Most people need 70-120% of their body weight in protein in grams to meet their daily needs, so if you are a woman who weighs 60kg you need 42-72g over a day. The only time when the amount of protein you need is increased is in earlier stages of life during times of fast growth in children and adolescence, also during pregnancy, during illness and post-surgery and for athletes competing in power sports such as weight lifting in the early stages of their training regime. So how much protein can food give your body? Is it enough to meet your needs or is a protein supplement worth the cost and for some of us taste? Here are few examples of different types of foods and beverages which give you 10g of protein:
45g white fish
40g of cheddar cheese
200g reduced fat yogurt
300mL reduced fat soy milk
200g baked beans
3 slices of wholemeal bread
85g firm tofu
60g (2 small handfuls) of cashews
An example of what this could look like as meals and snacks over a day to meet your protein needs could look like this:
200g baked beans on 2 slices of wholegrain toast with some low fat cheddar cheese (30g of protein)
200g of low fat yogurt with half a cup of berries or a small piece of fruit (10g)
2 slices of wholemeal bread with a tin of salmon in spring water (100g) with a cup of salad. (30g)
2 Weetabix topped with 30g 100%n peanut butter and a banana (13g of protein)
½ cup of whole grain pasta with 80g of chicken breast and a cup of stir fried vegetables using 2 tsp of extra virgin olive oil (27g of protein)
250mL of warm skim milk with some cinnamon (9.25g)
Total protein over the day: 119.25g
As you can see if you eat a balanced diet which includes some wholegrains and a lean source of protein in most meals you can easily reach 70-120% of your weight in grams of protein in a day. Before you reach for the supplements try looking at your overall diet and if needed make some tweaks here first. The benefits whole foods can give your body are far greater than what can be provided from a supplement and you will save a lot of money choosing ‘real food’ over supplements as well.
You may think that more protein equals more and quicker results, unfortunately this is not the case and your body can only process between 20-30g of protein at most in a meal. What happens to the excess? You store as fat. This is why taking additional supplements are not needed and in some cases can add unnecessary energy to your diet which can make it even harder to achieve the results you desire. To help prevent some cancers like upper digestive tract and kidney cancer an upper limit of 25% of your total diet from protein sources over a day or 2g/kg/day or around 120g of protein is recommended. The increased risk of developing other types of cancer like breast cancer with high intake of protein have some evidence but not enough to set an upper limit. Above these potential risks to your health if you eat excess protein you may have noticed supplements have been front and centre in the media for all the wrong reasons. Additional ingredients which have not been disclosed on the packet have been found in some supplements. This may lead to you unintentionally providing your body with ingredients or substances which may make you sick or if you are an athlete can even spike a drug test.

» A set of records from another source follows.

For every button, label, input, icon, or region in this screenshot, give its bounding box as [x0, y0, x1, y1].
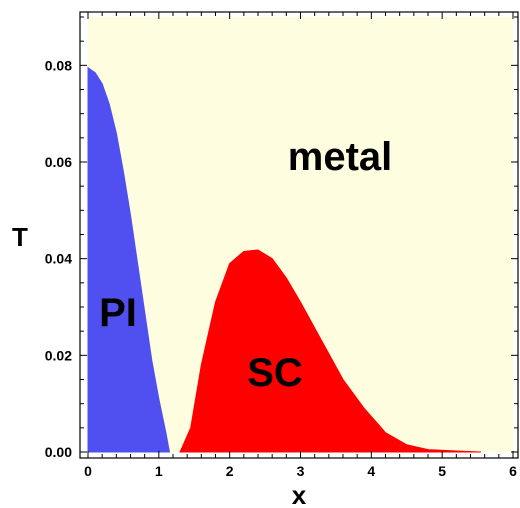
x-tick-label: 0: [84, 463, 92, 479]
y-tick-label: 0.00: [45, 444, 72, 460]
region-label-metal: metal: [288, 135, 393, 179]
x-tick-label: 2: [226, 463, 234, 479]
y-axis-title: T: [12, 222, 28, 252]
region-sc: [179, 249, 482, 453]
x-tick-label: 1: [155, 463, 163, 479]
region-label-sc: SC: [247, 351, 303, 395]
x-tick-label: 4: [367, 463, 375, 479]
y-tick-label: 0.06: [45, 154, 72, 170]
x-tick-label: 6: [509, 463, 517, 479]
y-tick-label: 0.08: [45, 57, 72, 73]
x-tick-label: 5: [438, 463, 446, 479]
region-label-pi: PI: [99, 291, 137, 335]
region-pi: [87, 66, 171, 453]
x-axis-title: x: [292, 480, 307, 508]
y-tick-label: 0.04: [45, 251, 72, 267]
y-tick-label: 0.02: [45, 347, 72, 363]
x-tick-label: 3: [297, 463, 305, 479]
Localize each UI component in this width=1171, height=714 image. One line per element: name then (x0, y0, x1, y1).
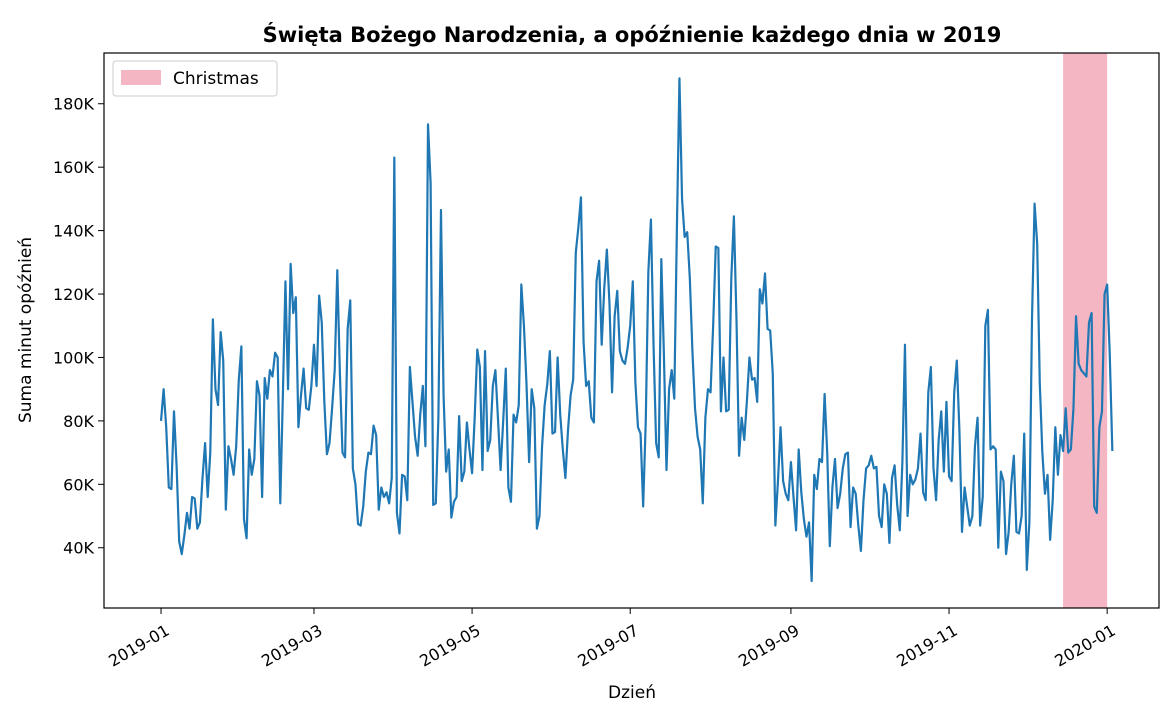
y-tick-label: 140K (53, 222, 95, 241)
chart-title: Święta Bożego Narodzenia, a opóźnienie k… (263, 22, 1002, 47)
x-axis: 2019-01 2019-03 2019-05 2019-07 2019-09 2019-… (105, 608, 1119, 671)
plot-area (159, 53, 1114, 608)
axes-frame (103, 52, 1160, 609)
delay-series-line (159, 77, 1114, 583)
x-tick-label: 2019-09 (735, 621, 802, 671)
x-tick-label: 2019-01 (105, 621, 172, 671)
y-tick-label: 160K (53, 158, 95, 177)
legend-box (112, 60, 278, 97)
x-tick-label: 2019-05 (416, 621, 483, 671)
y-tick-label: 180K (53, 95, 95, 114)
x-tick-label: 2019-03 (258, 621, 325, 671)
y-tick-label: 60K (63, 475, 94, 494)
y-tick-label: 120K (53, 285, 95, 304)
x-tick-label: 2019-07 (574, 621, 641, 671)
y-tick-label: 100K (53, 348, 95, 367)
x-tick-label: 2019-11 (893, 621, 960, 671)
legend: Christmas (112, 60, 278, 97)
legend-label: Christmas (173, 69, 259, 89)
legend-swatch (121, 70, 161, 85)
y-axis: 40K 60K 80K 100K 120K 140K 160K 180K (53, 95, 104, 558)
y-tick-label: 40K (63, 539, 94, 558)
christmas-highlight-band (1063, 53, 1108, 608)
y-axis-label: Suma minut opóźnień (16, 237, 36, 423)
y-tick-label: 80K (63, 412, 94, 431)
x-tick-label: 2020-01 (1051, 621, 1118, 671)
x-axis-label: Dzień (608, 683, 656, 703)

Take home message: By choosing whole foods and beverages over supplements you can, in most cases, easily meet your required protein needs to achieve the results you desire. Remember whole foods provide your body with far greater health benefits than a supplement can as well as keep your wallet happy with the money you will save. If you ever need more assistance to create a diet which meets your individual needs and gives your body all the protein it requires for results seek the support of an Accredited Practicing Dietitian who can help you succeed in achieving long term results.
Government A. Nutrient Reference Values for Australia and New Zealand Australia: Australian Government; 2017 [updated 02-04-2014. Available from: https://www.nrv.gov.au/chronic-disease/macronutrient-balance.
Stewart R. The Handbook of Clinical Nutrition and Dietetics 4th ed. Australia: Dietitians Association of Australia; 2007. 248 p.163-180.